Chinese bitcoin mining has almost entirely ceased since the government restricted cryptocurrency use in May, meaning much of this activity has moved elsewhere – including to Kazakhstan, where fossil fuels, including coal, produce more than 90 per cent of the nation’s electricity supply.
Bitcoin relies on a network of computers known as miners that solve mathematical problems to secure the currency, consuming vast amounts of electricity in the process. Data from the Cambridge Centre for Alternative Finance (CCAF) shows that the previously rapid investment in new bitcoin mining plants stopped in China from September 2019 to April 2021 in anticipation of the ban.
China’s share of global bitcoin mining power declined from 75.5 per cent to 46 per cent over the period, while the existing miners remained static in size and waited for news. During the same period the global mining share of Kazakhstan rose from just 1.4 per cent to 8.2 per cent, catapulting it to third place after the US.
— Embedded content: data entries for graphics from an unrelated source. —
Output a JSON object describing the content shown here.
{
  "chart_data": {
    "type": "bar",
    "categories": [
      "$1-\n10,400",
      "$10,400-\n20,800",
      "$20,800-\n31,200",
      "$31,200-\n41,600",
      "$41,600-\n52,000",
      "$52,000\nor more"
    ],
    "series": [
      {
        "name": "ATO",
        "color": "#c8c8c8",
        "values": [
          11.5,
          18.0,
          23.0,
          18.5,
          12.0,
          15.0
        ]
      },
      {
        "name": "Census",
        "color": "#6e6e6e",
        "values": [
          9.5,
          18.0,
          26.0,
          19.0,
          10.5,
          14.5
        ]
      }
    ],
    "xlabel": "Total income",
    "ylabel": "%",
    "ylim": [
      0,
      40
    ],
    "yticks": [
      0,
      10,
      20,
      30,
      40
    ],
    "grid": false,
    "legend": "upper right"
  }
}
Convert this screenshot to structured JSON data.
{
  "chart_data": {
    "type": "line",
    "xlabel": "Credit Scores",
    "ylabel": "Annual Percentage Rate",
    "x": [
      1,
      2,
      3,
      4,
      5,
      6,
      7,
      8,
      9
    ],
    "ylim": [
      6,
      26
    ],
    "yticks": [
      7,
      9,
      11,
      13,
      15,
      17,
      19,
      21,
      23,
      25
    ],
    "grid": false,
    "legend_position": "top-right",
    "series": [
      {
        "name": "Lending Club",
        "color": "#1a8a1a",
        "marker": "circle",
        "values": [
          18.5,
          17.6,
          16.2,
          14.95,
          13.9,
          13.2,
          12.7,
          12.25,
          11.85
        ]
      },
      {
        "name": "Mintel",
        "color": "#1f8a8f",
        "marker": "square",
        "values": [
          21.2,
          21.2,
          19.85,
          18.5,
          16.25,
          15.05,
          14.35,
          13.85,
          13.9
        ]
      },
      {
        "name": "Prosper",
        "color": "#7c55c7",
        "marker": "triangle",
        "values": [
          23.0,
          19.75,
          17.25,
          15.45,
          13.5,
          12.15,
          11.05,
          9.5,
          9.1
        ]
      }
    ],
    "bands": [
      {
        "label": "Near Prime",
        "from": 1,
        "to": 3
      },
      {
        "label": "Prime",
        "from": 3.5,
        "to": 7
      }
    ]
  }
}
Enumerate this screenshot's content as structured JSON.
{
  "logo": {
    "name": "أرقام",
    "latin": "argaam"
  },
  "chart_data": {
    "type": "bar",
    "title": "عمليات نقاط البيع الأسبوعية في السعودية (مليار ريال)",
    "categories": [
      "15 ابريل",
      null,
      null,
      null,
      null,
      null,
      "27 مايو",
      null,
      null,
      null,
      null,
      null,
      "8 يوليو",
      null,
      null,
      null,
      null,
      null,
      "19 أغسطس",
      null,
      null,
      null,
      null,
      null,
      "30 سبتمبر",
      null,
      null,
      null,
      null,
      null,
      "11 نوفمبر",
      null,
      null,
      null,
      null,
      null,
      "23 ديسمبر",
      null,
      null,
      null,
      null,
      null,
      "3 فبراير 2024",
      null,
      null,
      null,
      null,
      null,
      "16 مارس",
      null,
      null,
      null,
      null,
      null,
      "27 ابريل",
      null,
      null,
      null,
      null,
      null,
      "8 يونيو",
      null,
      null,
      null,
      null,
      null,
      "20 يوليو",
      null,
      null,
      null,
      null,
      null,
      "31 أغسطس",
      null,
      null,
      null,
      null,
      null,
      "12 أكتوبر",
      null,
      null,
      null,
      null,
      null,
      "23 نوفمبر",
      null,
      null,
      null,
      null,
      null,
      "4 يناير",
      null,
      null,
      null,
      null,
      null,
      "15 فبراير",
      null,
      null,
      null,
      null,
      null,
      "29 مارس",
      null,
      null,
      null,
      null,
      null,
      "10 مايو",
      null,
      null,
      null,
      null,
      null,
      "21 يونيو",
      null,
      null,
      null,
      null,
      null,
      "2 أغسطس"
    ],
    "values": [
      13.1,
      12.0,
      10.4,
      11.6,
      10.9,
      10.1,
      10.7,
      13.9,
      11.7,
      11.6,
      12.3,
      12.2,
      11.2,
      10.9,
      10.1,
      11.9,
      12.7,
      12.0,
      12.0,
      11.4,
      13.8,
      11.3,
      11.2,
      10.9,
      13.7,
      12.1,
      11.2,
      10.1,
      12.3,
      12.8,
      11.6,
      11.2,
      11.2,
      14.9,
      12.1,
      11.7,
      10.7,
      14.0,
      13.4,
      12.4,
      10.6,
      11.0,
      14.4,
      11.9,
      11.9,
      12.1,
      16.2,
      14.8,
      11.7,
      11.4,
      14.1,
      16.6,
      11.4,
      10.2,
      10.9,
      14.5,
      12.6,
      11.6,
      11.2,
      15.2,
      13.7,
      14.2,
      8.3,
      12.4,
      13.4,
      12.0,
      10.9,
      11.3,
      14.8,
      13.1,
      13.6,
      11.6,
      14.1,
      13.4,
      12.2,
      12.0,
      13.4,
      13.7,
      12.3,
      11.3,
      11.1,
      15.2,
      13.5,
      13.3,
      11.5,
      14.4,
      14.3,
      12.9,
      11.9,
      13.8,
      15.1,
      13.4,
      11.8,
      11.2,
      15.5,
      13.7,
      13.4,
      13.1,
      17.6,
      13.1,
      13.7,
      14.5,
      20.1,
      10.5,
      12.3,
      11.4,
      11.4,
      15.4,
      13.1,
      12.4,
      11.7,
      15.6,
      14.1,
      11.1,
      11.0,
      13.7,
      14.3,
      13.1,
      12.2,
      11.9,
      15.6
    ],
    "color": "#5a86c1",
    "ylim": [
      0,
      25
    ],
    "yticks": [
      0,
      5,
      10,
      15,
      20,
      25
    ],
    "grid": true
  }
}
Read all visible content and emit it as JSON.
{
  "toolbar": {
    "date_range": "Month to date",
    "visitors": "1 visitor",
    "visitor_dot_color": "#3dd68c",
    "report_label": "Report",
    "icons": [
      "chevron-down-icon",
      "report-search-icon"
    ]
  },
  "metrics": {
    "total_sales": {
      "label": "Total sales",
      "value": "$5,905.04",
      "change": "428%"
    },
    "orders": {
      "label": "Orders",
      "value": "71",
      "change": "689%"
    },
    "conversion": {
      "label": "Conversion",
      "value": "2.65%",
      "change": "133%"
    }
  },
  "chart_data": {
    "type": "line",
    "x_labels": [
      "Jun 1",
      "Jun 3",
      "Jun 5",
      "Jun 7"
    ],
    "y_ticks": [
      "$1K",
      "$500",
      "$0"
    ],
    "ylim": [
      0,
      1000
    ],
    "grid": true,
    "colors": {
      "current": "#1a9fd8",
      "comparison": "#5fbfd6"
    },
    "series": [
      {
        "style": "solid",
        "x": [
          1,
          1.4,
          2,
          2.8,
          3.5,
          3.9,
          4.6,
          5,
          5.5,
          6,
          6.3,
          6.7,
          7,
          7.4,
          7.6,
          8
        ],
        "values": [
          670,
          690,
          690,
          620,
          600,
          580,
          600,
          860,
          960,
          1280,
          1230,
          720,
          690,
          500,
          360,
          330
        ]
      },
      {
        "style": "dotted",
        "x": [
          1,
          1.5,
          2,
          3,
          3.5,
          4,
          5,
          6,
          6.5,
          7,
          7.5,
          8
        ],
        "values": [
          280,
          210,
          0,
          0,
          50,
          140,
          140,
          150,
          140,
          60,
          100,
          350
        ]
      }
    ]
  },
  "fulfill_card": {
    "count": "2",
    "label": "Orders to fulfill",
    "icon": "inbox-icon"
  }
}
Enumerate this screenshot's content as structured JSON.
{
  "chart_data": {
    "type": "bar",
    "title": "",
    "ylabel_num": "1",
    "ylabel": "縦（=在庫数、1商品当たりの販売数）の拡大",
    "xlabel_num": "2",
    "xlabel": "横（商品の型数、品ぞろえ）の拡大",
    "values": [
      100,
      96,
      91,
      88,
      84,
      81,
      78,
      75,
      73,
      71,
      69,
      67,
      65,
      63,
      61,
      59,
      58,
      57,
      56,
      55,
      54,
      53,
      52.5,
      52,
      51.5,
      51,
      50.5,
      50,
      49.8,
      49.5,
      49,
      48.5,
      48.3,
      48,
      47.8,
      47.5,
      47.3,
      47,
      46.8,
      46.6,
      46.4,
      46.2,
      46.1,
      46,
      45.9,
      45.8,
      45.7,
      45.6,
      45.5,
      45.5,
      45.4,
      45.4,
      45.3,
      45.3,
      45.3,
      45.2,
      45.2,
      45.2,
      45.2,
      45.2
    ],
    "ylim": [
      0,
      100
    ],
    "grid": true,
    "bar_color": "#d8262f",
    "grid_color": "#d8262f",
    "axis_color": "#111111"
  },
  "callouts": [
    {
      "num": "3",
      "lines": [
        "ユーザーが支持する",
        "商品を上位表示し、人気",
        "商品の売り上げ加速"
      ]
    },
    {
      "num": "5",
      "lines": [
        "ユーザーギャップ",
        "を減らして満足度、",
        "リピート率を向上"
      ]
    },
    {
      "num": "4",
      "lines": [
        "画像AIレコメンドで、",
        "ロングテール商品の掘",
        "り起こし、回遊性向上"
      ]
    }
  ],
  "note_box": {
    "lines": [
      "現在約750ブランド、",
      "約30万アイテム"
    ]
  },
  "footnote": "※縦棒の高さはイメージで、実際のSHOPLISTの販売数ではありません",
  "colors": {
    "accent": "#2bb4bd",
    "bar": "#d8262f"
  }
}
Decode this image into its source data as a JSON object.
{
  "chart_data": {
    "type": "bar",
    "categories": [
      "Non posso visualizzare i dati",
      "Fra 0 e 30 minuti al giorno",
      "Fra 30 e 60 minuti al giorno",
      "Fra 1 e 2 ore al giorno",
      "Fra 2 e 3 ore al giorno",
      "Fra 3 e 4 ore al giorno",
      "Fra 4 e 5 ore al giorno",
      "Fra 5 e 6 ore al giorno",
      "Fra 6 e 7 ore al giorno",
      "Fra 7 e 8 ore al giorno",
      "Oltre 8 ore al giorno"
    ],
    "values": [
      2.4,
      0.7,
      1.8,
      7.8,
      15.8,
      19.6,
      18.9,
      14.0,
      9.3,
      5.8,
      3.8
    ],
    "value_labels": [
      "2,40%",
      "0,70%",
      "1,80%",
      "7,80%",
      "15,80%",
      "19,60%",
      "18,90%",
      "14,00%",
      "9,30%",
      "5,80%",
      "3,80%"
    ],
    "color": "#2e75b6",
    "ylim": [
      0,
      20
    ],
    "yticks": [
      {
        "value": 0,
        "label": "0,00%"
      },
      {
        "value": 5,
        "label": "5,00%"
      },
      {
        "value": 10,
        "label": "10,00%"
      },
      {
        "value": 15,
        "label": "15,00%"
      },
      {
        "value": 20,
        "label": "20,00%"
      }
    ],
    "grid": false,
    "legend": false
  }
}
Bitcoin has faced growing criticism for its impact on climate change and a rise in Kazakhstan mining is likely to further that narrative as the country is heavily reliant on fossil fuels. Kazakhstan was the world’s ninth largest producer of coal in 2018, according to International Energy Agency data. In that same year, 70 per cent of its electricity was derived from coal power, and 20 per cent from natural gas. Renewables made up only 1.4 per cent of the country’s energy supply.
State energy supplier KEGOC didn’t respond to a request for interview about how it plans to ramp up supply to meet demand, though in 2013 the country set a goal of producing 50 per cent of its energy from sources other than coal or oil, including gas, nuclear and renewable energy, by 2050.
The CCAF data shows that US mining also grew over the same period, from 4.1 per cent of global share to 16.8 per cent, putting it in second place. Only 11 per cent of the US electricity supply is from renewable sources. The analysis is collated from data supplied by four mining pools that together represent 37 per cent of total global mining.
The Chinese ban has shaken up the entire sector, with CCAF data showing that more than half of miners worldwide have stopped operating. The entire network was estimated to be using 132 terawatt-hours of energy in mid May but this plummeted to 59 TWh in early July.
“It’s quite safe to say that there is very little activity left in China,” says Michel Rauchs at the CCAF. “Now the big question is where is that actually going.”
Peter Wall at mining company Argo says that he is seeing a “gold rush” of Chinese miners looking to move their redundant equipment and set up in the US, and seeking renewable energy sources.
“They left China in part because they were associated with coal and dirty power. They’re aware that the most long term sustainable form of mining is to use renewable power,” he says. “If you’re a miner, the thing that keeps you up at night, the thing that gives you nightmares, is having machines sitting in storage not mining.”